Find out how to pass the test without guessing! The complete
solution needs a lot of explanation. To simplify the answer
just sum up the minimum number of coins to be placed on the
scales for the most complicated case, e.g. 5+5 / 3+3 / 2+2 = 20.
Correct answer: 16
Explanation:
The scheme below shows how to solve the problem. The first step is to devide the 12 coins into the three groups A,B and C with 4 coins each.
Note, that you don't know if the different coin is lighter or heavier, so weighting 6+6 at the beginning doesn't help anything. This would be the right start
if you know that the one coin is heavier.
In the scheme below 14 or 16 coins are used (depending on the result). So the most complicated case needs 16.

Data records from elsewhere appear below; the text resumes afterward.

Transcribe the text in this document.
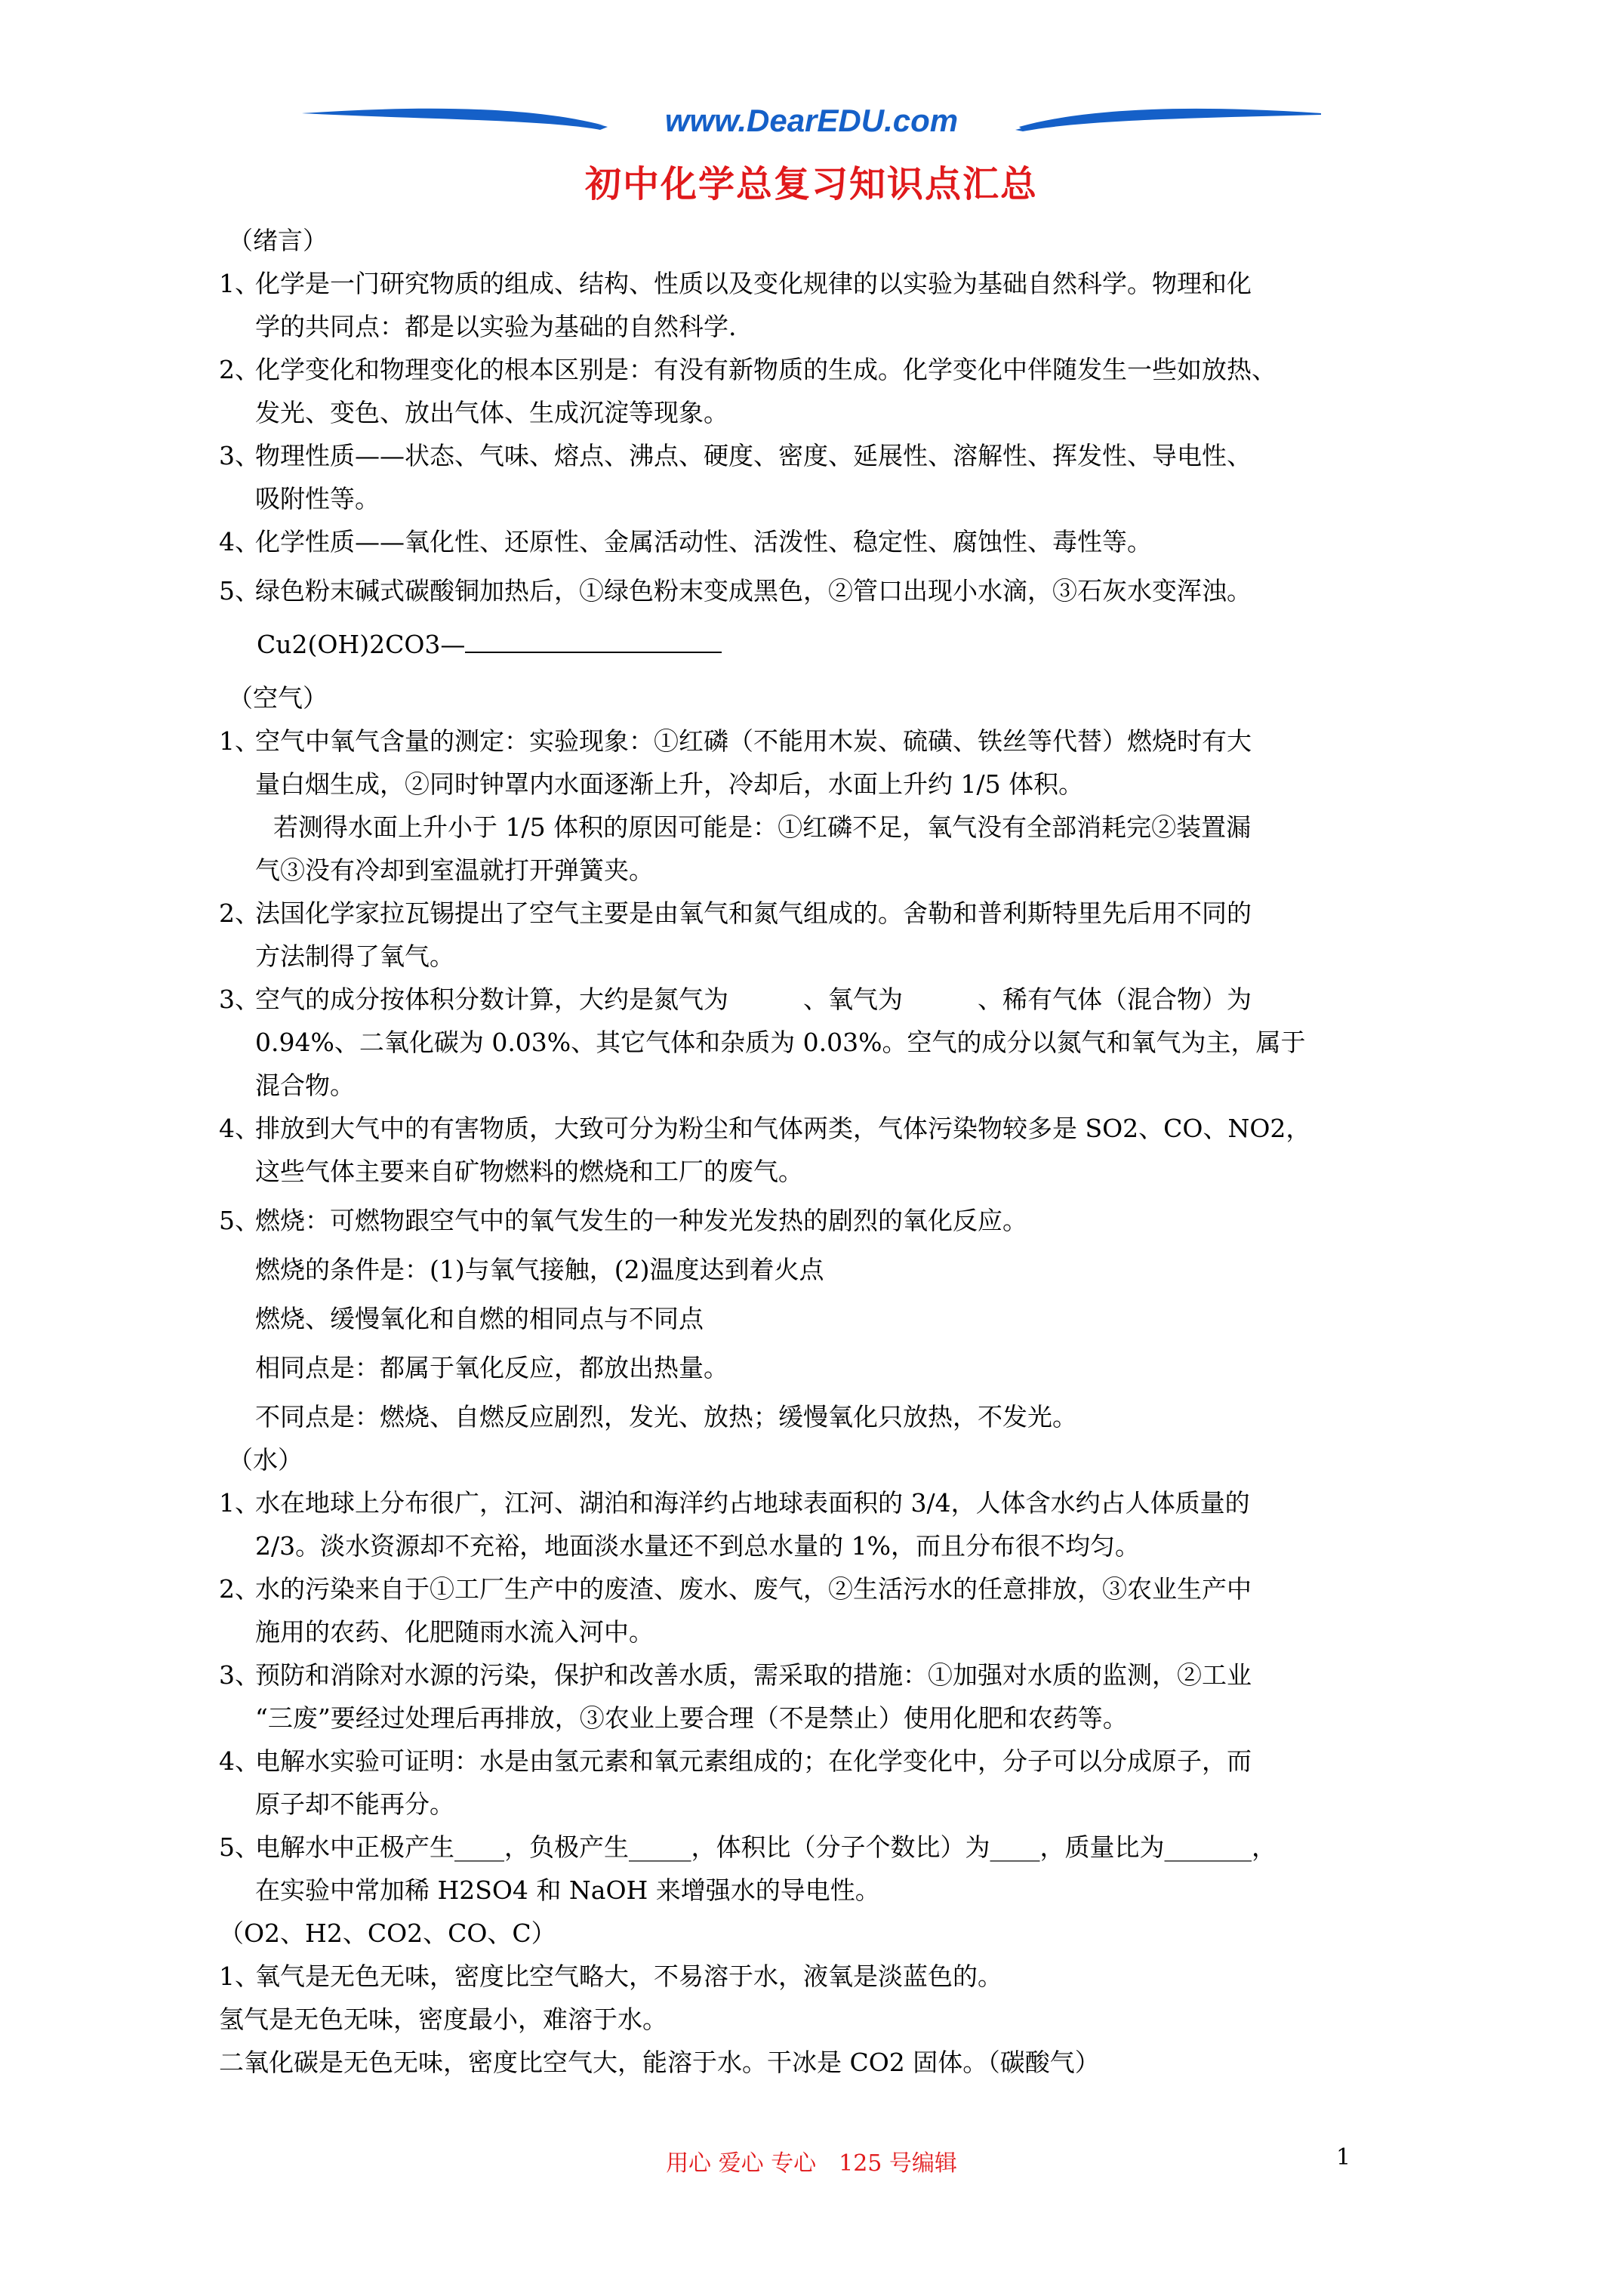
www.DearEDU.com
初中化学总复习知识点汇总
（绪言）
1、
化学是一门研究物质的组成、结构、性质以及变化规律的以实验为基础自然科学。物理和化
学的共同点：都是以实验为基础的自然科学.
2、
化学变化和物理变化的根本区别是：有没有新物质的生成。化学变化中伴随发生一些如放热、
发光、变色、放出气体、生成沉淀等现象。
3、
物理性质——状态、气味、熔点、沸点、硬度、密度、延展性、溶解性、挥发性、导电性、
吸附性等。
4、
化学性质——氧化性、还原性、金属活动性、活泼性、稳定性、腐蚀性、毒性等。
5、
绿色粉末碱式碳酸铜加热后，①绿色粉末变成黑色，②管口出现小水滴，③石灰水变浑浊。
Cu2(OH)2CO3—
（空气）
1、
空气中氧气含量的测定：实验现象：①红磷（不能用木炭、硫磺、铁丝等代替）燃烧时有大
量白烟生成，②同时钟罩内水面逐渐上升，冷却后，水面上升约 1/5 体积。
若测得水面上升小于 1/5 体积的原因可能是：①红磷不足，氧气没有全部消耗完②装置漏
气③没有冷却到室温就打开弹簧夹。
2、
法国化学家拉瓦锡提出了空气主要是由氧气和氮气组成的。舍勒和普利斯特里先后用不同的
方法制得了氧气。
3、
空气的成分按体积分数计算，大约是氮气为　　　、氧气为　　　、稀有气体（混合物）为
0.94%、二氧化碳为 0.03%、其它气体和杂质为 0.03%。空气的成分以氮气和氧气为主，属于
混合物。
4、
排放到大气中的有害物质，大致可分为粉尘和气体两类，气体污染物较多是 SO2、CO、NO2，
这些气体主要来自矿物燃料的燃烧和工厂的废气。
5、
燃烧：可燃物跟空气中的氧气发生的一种发光发热的剧烈的氧化反应。
燃烧的条件是：(1)与氧气接触，(2)温度达到着火点
燃烧、缓慢氧化和自燃的相同点与不同点
相同点是：都属于氧化反应，都放出热量。
不同点是：燃烧、自燃反应剧烈，发光、放热；缓慢氧化只放热，不发光。
（水）
1、
水在地球上分布很广，江河、湖泊和海洋约占地球表面积的 3/4，人体含水约占人体质量的
2/3。淡水资源却不充裕，地面淡水量还不到总水量的 1%，而且分布很不均匀。
2、
水的污染来自于①工厂生产中的废渣、废水、废气，②生活污水的任意排放，③农业生产中
施用的农药、化肥随雨水流入河中。
3、
预防和消除对水源的污染，保护和改善水质，需采取的措施：①加强对水质的监测，②工业
“三废”要经过处理后再排放，③农业上要合理（不是禁止）使用化肥和农药等。
4、
电解水实验可证明：水是由氢元素和氧元素组成的；在化学变化中，分子可以分成原子，而
原子却不能再分。
5、
电解水中正极产生____，负极产生_____，体积比（分子个数比）为____，质量比为_______，
在实验中常加稀 H2SO4 和 NaOH 来增强水的导电性。
（O2、H2、CO2、CO、C）
1、
氧气是无色无味，密度比空气略大，不易溶于水，液氧是淡蓝色的。
氢气是无色无味，密度最小，难溶于水。
二氧化碳是无色无味，密度比空气大，能溶于水。干冰是 CO2 固体。（碳酸气）
用心 爱心 专心　125 号编辑	1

=====================================================
#1
AAAA | BBBB
1234 5678
left heavier => #6
right heavier => #10
equal => #2
======================================================
#2
C C | C A
9 10 11 1
left heavier => #4
right heavier => #5
equal => #3
======================================================
#3
C | A
12 1
left heavier => C12 heavier (4/2/1) -> 14
right heavier => C12 lighter (4/2/1) -> 14
equal => not possible
======================================================
#4
C | C
9 10
left heavier => C9 heavier (4/2/1) -> 14
right heavier => C10 heavier (4/2/1) -> 14
equal => C11 lighter (4/2/1) -> 14
======================================================
#5
C | C
9 10
left heavier => C10 lighter (4/2/1) -> 14
right heavier => C9 lighter (4/2/1) -> 14
equal => C11 heavier (4/2/1) -> 14
======================================================
#6
AAB | ABC
125 369
left heavier => #8
right heavier => #9
equal => #7
======================================================
#7
B | B
7 8
left heavier => B8 lighter (4/3/1) -> 16
right heavier => B7 lighter (4/3/1) -> 16
equal => A4 heavier (4/3/1) -> 16
======================================================
#8
A | A
1 2
left heavier => A1 heavier (4/3/1) -> 16
right heavier => A2 heavier (4/3/1) -> 16
equal => B6 lighter (4/3/1) -> 16
======================================================
#9
A | C
3 9
left heavier => A3 heavier (4/3/1) -> 16
right heavier => not possible
equal => B5 lighter (4/3/1) -> 16
======================================================
#10
BBA | BAC
561 729
left heavier => #11
right heavier => #12
equal => #13
======================================================
#11
B | B
5 6
left heavier => B5 heavier (4/3/1) -> 16
right heavier => B6 heavier (4/3/1) -> 16
equal => A2 lighter (4/3/1) -> 16
======================================================
#12
B | C
7 9
left heavier => B7 heavier (4/3/1) -> 16
right heavier => not possible
equal => A1 lighter (4/3/1) -> 16
======================================================
#13
A | A
3 4
left heavier => A4 lighter (4/3/1) -> 16
right heavier => A3 lighter (4/3/1) -> 16
equal => B8 heavier (4/3/1) -> 16
======================================================